En décidant si des marques de commerce ou des noms commerciaux créent de la confusion, le tribunal ou le registraire, selon le cas, tient compte de toutes les circonstances de l’espèce, y compris :

a) le caractère distinctif inhérent des marques de commerce ou noms commerciaux, et la mesure dans laquelle ils sont devenus connus;

b) la période pendant laquelle les marques de commerce ou noms commerciaux ont été en usage;

c) le genre de produits, services ou entreprises;

d) la nature du commerce;

e) le degré de ressemblance entre les marques de commerce ou les noms commerciaux dans la présentation ou le son, ou dans les idées qu’ils suggèrent.

[62]           Le facteur figurant à l’alinéa a), soit le caractère distinctif inhérent et la mesure dans laquelle les marques et noms sont connus, nuit quelque peu à la demanderesse, car le mot « Scott » est un nom courant, qui n’a pas un caractère distinctif inhérent. J’accepte et je conclus que la marque de la demanderesse est bien connue au Canada (y compris dans la région pétrolière de l’Alberta) en ce qui a trait à ses APRA. Toutefois, il est également clair que, dans le cadre du marché principal des défenderesses (la région pétrolière de l’Alberta), sa marque de commerce – Scott Safety – est également bien connue.

[63]           Le facteur figurant à l’alinéa e), le degré de ressemblance entre les marques, milite quelque peu en faveur de la demanderesse, puisque « Scott » ressemble à « Scott Safety ». Il s’agit d’un facteur important, car, si deux marques ne se ressemblent pas, alors « il est peu probable que l’analyse amène à conclure à une probabilité de confusion même si les autres facteurs tendent fortement à indiquer le contraire » : Masterpiece Inc c Alavida Lifestyle Inc, 2011 CSC 27, [2011] 2 RCS 387, au paragraphe 49.

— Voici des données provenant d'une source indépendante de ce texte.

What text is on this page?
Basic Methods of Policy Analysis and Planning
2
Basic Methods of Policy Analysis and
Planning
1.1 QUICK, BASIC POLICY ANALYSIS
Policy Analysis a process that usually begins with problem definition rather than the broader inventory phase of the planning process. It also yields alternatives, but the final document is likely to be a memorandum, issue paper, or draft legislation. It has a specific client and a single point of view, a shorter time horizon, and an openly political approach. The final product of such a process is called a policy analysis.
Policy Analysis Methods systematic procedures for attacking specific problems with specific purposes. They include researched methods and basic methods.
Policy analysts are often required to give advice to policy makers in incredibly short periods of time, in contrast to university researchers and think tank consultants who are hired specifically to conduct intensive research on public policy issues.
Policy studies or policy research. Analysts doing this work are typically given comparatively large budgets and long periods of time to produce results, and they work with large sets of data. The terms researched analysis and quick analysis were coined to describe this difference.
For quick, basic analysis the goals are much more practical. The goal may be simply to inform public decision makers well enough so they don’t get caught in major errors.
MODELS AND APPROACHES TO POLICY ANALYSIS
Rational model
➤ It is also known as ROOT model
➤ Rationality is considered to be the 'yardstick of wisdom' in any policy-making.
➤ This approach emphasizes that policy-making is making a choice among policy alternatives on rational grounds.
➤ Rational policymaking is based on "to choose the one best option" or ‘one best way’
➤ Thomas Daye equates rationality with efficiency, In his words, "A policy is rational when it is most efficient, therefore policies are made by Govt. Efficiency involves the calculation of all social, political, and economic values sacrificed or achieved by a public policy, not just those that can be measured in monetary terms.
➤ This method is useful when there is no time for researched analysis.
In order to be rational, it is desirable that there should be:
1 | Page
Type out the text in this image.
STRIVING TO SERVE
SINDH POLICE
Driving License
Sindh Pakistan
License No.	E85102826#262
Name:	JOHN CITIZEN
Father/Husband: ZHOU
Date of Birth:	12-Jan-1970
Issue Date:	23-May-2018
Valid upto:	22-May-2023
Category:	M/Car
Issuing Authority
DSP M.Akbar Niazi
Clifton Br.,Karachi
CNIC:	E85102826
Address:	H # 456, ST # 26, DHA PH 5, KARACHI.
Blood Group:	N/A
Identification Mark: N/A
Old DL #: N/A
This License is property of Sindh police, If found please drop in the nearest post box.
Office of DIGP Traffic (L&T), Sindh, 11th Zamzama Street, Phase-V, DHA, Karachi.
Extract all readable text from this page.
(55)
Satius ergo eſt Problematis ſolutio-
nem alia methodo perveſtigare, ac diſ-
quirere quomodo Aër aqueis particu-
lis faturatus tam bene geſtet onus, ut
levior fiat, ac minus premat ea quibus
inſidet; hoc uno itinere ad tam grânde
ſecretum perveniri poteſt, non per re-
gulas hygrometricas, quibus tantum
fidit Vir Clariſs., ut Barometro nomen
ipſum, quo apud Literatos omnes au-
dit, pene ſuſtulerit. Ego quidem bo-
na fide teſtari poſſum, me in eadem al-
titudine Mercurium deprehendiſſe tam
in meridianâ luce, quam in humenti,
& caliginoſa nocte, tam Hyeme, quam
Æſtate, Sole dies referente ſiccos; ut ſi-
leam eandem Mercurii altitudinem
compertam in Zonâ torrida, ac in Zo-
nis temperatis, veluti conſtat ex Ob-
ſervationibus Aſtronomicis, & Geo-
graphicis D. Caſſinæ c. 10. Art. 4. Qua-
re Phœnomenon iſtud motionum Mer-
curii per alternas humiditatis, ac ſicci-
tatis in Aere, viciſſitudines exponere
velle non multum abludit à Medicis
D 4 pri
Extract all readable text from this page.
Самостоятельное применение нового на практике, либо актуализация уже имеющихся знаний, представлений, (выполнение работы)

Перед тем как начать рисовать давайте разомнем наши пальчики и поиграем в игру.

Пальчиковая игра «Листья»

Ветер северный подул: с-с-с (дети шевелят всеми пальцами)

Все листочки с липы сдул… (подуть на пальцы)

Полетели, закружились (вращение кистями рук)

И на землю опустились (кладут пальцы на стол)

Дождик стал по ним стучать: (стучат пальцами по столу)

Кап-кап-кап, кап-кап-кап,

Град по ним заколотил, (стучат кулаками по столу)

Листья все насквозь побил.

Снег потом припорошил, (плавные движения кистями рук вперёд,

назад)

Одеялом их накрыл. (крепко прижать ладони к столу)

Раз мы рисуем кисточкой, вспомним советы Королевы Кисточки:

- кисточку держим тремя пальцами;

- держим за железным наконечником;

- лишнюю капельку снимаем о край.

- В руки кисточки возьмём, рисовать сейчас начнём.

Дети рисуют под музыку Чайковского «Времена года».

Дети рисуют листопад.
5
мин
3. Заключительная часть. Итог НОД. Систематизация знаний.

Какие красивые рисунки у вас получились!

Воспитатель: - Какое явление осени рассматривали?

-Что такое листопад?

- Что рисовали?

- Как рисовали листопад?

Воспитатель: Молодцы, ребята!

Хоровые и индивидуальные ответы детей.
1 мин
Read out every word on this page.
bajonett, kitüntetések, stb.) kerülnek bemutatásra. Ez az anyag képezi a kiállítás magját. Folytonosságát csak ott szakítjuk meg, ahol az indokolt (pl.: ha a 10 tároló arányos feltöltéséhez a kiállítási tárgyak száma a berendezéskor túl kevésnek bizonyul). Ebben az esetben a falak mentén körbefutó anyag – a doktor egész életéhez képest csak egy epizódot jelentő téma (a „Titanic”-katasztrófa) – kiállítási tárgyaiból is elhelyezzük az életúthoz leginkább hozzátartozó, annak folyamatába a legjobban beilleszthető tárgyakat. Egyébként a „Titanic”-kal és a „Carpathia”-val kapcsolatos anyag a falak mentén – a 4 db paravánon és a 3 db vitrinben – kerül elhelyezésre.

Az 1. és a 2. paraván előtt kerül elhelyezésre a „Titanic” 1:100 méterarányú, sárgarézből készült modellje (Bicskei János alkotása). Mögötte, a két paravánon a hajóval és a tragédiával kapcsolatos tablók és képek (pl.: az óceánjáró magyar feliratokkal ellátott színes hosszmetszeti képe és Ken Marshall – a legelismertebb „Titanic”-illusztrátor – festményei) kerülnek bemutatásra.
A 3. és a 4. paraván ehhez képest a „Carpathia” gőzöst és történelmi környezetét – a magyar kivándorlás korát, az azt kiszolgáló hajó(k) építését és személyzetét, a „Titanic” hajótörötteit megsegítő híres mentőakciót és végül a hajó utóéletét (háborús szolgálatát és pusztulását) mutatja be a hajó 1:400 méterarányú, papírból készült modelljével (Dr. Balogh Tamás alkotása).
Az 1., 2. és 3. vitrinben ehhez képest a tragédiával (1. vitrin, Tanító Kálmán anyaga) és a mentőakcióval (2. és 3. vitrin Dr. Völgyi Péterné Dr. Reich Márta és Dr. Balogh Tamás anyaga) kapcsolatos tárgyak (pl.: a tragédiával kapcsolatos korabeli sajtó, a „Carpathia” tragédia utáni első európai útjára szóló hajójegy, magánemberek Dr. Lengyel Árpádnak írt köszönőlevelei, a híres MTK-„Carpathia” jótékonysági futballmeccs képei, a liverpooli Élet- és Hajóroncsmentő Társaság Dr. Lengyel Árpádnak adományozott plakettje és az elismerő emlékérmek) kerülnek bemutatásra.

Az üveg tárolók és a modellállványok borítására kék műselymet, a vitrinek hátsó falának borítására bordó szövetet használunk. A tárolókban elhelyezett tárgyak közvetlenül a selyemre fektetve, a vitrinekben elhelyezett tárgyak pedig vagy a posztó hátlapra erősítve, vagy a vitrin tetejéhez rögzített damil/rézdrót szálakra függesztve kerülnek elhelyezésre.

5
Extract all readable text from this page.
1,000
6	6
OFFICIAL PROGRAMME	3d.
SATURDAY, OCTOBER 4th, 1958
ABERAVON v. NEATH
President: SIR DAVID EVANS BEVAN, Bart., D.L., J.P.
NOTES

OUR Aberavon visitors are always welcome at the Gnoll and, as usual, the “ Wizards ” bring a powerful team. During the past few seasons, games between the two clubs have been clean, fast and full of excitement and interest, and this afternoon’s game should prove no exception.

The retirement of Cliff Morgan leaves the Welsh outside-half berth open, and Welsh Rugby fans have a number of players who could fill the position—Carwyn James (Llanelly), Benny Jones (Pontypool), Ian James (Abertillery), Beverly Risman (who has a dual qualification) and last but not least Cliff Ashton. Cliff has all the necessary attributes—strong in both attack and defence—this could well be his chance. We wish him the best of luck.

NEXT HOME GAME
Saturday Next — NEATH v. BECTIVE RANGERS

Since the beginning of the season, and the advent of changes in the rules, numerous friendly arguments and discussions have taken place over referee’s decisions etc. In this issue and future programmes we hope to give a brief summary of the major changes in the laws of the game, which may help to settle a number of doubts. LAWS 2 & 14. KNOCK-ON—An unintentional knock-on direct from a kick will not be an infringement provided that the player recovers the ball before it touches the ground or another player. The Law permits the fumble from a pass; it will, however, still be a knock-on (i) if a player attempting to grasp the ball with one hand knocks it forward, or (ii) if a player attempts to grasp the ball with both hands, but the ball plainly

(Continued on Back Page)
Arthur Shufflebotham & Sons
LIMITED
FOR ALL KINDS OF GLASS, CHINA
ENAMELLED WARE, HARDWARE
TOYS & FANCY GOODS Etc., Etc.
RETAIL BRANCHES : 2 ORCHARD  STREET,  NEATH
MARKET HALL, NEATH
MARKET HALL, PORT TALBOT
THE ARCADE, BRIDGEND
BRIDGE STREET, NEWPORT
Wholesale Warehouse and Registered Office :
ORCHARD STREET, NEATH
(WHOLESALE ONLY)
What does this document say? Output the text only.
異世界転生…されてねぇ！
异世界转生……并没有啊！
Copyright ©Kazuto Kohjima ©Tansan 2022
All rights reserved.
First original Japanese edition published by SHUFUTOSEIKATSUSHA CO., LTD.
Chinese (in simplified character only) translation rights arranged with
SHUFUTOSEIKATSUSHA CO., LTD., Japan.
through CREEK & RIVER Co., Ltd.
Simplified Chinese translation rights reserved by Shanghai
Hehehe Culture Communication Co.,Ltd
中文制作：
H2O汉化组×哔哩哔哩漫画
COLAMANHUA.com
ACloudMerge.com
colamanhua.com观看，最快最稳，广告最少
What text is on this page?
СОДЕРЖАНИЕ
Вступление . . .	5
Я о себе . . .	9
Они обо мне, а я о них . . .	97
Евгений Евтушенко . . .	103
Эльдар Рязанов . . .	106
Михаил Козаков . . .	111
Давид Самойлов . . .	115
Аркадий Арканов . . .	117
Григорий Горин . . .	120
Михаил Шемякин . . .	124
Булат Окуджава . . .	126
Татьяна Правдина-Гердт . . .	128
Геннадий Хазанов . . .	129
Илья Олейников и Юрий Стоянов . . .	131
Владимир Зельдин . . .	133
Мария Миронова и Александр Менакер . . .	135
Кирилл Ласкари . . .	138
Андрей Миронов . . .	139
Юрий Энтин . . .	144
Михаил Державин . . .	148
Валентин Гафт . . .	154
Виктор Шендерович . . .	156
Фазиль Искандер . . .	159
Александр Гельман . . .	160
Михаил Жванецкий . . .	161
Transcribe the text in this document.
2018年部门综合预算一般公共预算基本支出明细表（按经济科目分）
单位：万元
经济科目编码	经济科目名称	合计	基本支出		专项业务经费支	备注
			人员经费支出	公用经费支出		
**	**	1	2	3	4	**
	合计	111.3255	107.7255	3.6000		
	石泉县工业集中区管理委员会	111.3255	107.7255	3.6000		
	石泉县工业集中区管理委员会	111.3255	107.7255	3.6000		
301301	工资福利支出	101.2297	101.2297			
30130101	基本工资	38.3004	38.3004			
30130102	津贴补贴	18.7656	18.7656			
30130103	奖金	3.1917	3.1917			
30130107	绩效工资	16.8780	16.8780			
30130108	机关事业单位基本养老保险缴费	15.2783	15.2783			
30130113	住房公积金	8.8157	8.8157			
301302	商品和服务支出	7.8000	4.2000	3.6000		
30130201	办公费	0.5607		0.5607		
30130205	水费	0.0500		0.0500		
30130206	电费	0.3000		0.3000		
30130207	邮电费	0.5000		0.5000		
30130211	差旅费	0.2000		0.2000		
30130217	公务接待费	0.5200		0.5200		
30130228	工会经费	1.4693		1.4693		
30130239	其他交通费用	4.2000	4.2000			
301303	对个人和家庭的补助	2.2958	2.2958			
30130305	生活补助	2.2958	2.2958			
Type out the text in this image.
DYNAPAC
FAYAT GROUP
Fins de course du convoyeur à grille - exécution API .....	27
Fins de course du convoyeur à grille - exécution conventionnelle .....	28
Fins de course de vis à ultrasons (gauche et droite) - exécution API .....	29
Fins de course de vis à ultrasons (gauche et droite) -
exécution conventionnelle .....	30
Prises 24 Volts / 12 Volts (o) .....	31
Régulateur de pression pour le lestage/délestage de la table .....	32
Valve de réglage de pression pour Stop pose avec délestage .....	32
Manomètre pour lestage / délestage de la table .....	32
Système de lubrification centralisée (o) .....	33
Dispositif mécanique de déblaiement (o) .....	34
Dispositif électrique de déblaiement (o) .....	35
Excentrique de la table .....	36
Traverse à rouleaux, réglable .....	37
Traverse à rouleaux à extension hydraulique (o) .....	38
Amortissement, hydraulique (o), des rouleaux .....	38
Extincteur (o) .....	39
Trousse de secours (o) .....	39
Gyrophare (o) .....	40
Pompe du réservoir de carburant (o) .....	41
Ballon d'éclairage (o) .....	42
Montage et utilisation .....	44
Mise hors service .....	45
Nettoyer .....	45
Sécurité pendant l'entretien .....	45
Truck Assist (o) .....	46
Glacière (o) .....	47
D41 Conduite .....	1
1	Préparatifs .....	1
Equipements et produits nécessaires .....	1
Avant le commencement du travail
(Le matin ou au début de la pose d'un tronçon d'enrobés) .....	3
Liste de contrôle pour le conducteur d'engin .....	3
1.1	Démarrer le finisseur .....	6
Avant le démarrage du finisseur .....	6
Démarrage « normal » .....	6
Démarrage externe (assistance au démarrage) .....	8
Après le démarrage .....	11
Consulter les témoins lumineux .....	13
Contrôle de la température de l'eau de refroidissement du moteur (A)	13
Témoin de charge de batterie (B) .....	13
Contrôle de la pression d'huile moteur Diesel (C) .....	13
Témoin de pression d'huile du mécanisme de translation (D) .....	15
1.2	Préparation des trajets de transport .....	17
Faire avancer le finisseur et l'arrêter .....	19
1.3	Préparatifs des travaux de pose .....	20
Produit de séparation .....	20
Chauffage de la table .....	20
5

[64]           On ne sait pas trop à quelle partie les facteurs figurant aux alinéas b) à d) sont favorables. En ce qui a trait au facteur figurant à l’alinéa b), la période d’utilisation, la demanderesse a utilisé « Scott » à titre de marque de commerce au Canada plus longtemps que les défenderesses ont utilisé « Scott Safety ». Cependant, ce facteur n’est pas éloquent en l’espèce. La Cour suprême du Canada a déclaré dans l’arrêt Mattel, Inc  c 3894207 Canada Inc, 2006 CSC 22, [2006] 1 RCS 772 (Mattel) au paragraphe 77 que la « [p]ériode d’emploi n’est importante que pour trancher une question de fait, soit celle de savoir si la marque de commerce est réellement et véritablement devenue distinctive » (citant Harold G Fox, The Canadian Law of Trade Marks and Unfair Competition, 3e éd., (Toronto, Carswell, 1972), p. 133). En l’espèce, la preuve démontre que les marques de commerce de la demanderesse et des défenderesses sont distinctives dans l’Ouest du Canada et dans la région pétrolière de l’Alberta en particulier. Il n’a pas été démontré qu’une marque est plus distinctive que l’autre.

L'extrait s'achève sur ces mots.